Images obtained with a confocal microscope (TCS SP5; Leica Microsystems) as described above were further analysed for fluorescence intensity using Fiji software (Madison, WI, USA).61 After subtracting backgrounds, histograms and mean intensities for CB, lamp1, N-tyr proteins or 8-OH deoxyguanosine, channels were quantified throughout the ONL. Ratio between CB and lamp1 fluorescence was calculated, and finally fluorescence means were statistically analysed with the GraphPad Prism 5 sofware (La Jolla, CA, USA).

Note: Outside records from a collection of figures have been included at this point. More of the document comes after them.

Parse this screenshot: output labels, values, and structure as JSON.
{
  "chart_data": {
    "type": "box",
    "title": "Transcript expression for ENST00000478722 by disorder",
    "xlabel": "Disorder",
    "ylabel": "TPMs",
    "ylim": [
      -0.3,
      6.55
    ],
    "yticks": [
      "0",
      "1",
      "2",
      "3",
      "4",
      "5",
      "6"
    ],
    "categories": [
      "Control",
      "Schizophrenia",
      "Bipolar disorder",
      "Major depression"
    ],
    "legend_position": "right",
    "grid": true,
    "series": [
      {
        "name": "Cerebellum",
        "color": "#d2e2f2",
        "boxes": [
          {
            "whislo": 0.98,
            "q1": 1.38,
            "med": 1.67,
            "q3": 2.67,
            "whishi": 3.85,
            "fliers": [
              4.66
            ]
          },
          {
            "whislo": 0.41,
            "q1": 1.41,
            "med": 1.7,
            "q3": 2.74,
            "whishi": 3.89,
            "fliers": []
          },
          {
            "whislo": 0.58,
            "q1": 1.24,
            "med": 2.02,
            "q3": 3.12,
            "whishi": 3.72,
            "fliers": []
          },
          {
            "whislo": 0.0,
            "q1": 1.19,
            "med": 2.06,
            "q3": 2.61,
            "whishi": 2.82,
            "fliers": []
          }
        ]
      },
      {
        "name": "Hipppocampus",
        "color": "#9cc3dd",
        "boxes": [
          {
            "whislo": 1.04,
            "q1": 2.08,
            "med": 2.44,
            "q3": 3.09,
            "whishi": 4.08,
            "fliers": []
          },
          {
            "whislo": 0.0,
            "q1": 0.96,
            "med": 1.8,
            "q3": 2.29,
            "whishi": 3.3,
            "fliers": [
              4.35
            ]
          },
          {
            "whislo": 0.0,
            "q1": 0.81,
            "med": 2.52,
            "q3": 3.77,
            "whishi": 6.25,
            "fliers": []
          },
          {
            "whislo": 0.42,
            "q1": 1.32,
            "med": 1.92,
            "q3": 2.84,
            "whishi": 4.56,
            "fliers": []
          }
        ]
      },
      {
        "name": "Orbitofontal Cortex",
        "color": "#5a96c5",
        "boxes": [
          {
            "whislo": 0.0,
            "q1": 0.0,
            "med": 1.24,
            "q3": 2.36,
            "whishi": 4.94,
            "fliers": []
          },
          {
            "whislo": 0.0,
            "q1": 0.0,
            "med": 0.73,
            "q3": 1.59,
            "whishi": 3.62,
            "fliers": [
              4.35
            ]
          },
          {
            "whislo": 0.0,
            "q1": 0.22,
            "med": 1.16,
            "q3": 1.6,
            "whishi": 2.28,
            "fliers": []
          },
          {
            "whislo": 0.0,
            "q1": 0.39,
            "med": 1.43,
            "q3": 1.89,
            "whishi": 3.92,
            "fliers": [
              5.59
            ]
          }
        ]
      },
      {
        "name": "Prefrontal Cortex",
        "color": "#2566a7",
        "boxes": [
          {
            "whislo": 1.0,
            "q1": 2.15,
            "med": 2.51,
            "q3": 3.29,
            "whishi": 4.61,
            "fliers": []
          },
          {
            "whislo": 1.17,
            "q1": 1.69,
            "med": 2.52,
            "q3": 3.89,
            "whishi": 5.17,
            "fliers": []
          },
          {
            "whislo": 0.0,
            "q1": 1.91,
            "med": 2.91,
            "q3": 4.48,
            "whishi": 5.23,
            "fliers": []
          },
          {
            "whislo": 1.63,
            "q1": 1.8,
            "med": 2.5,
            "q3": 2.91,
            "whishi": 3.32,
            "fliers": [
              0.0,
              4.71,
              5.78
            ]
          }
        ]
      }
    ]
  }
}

Flow cytometry of dissociated retinas

Retinas were dissociated immediately after dissection, or after treatments, by incubating them in 1% (w/v) trypsin (Worthington, Lakewood, NJ, USA) in R16-defined medium for 5 min at 37°C. Then, the retinas were dissociated by carefully pipetting them 12 times, and the enzyme activity was stopped by adding 10% FBS. The samples were then centrifuged at 1000 r.p.m. for 5 min at 20°C, the supernatant removed and the dissociated tissue incubated with 1 μM Fluo-3AM (Invitrogen) to measure the calcium levels or with 10 μM DHE (Invitrogen) to analyse ROS levels in R16 medium for 30 min at 37°C with 5% CO2. Next, the dissociated retinas were resuspended in 300 μl of medium and then analysed in an XL flow cytometer (Beckman Coulter, Pasadena, CA, USA).

Western blot

Neuroretinas were lysed in a buffer containing 50 mM Tris-HCl (pH 6.8), 10% glycerol (v/v), 2% SDS (w/v), 10 mM DTT and 0.005% bromophenol blue. Fifteen micrograms of protein was resolved on 15% SDS-PAGE gel. The proteins were then transferred to PVDF membranes (Bio-Rad, Hercules, CA, USA), which were blocked for 1 h in PBS-Tween-20 (0.05% (v/v)) containing 5% non-fat milk and then probed with antibodies against LC3 (Sigma), p62 (Enzo, Farmingdale, NY, USA), P-S6, P-eIF2α and eIF2α (all from Cell Signaling, Danvers, MA, USA), calpain-1 (Calbiochem), calpain-2 (Sigma), recoverin, calpastatin and Beclin1 (all from Santa Cruz Biotechnology), tubulin (Sigma) or glyceraldehyde 3-phosphate dehydrogenase (GAPDH) (Abcam, Cambridge, MA, USA). The antibodies were detected using the appropriate horseradish peroxidase-labelled secondary antibodies (Pierce, Fife, WA, USA) and were visualized with the SuperSignal West Pico chemiluminescent substrate (Pierce). Densitometric analysis was performed with Quantity One software (Bio-Rad). When the protease inhibitors (N/L) were used, retinas were cut in two halves; culturing one in contro medium and the other one with a combination of 100 μM leupeptin (Thermo Fisher Scientific, Fife, WA, USA) and 20 mM ammonium chloride (Sigma) for 3 h before protein extraction.

Statistical analysis

Statistical analyses were performed with the GraphPad Prism 5 software. For flow cytometry measurement comparison, two-way ANOVA with Bonferroni posttest was used to compare Wt versus rd10 retinas. Student's t-test was used to analyse the results from the retinal explants, applying the Welch’s correction when variances were significantly different. Results from the intreavitreal injections were analysed with the paired t-test, pairing each retina with its contralateral retina. In all the experiments, differences were considered significant when P<0.05.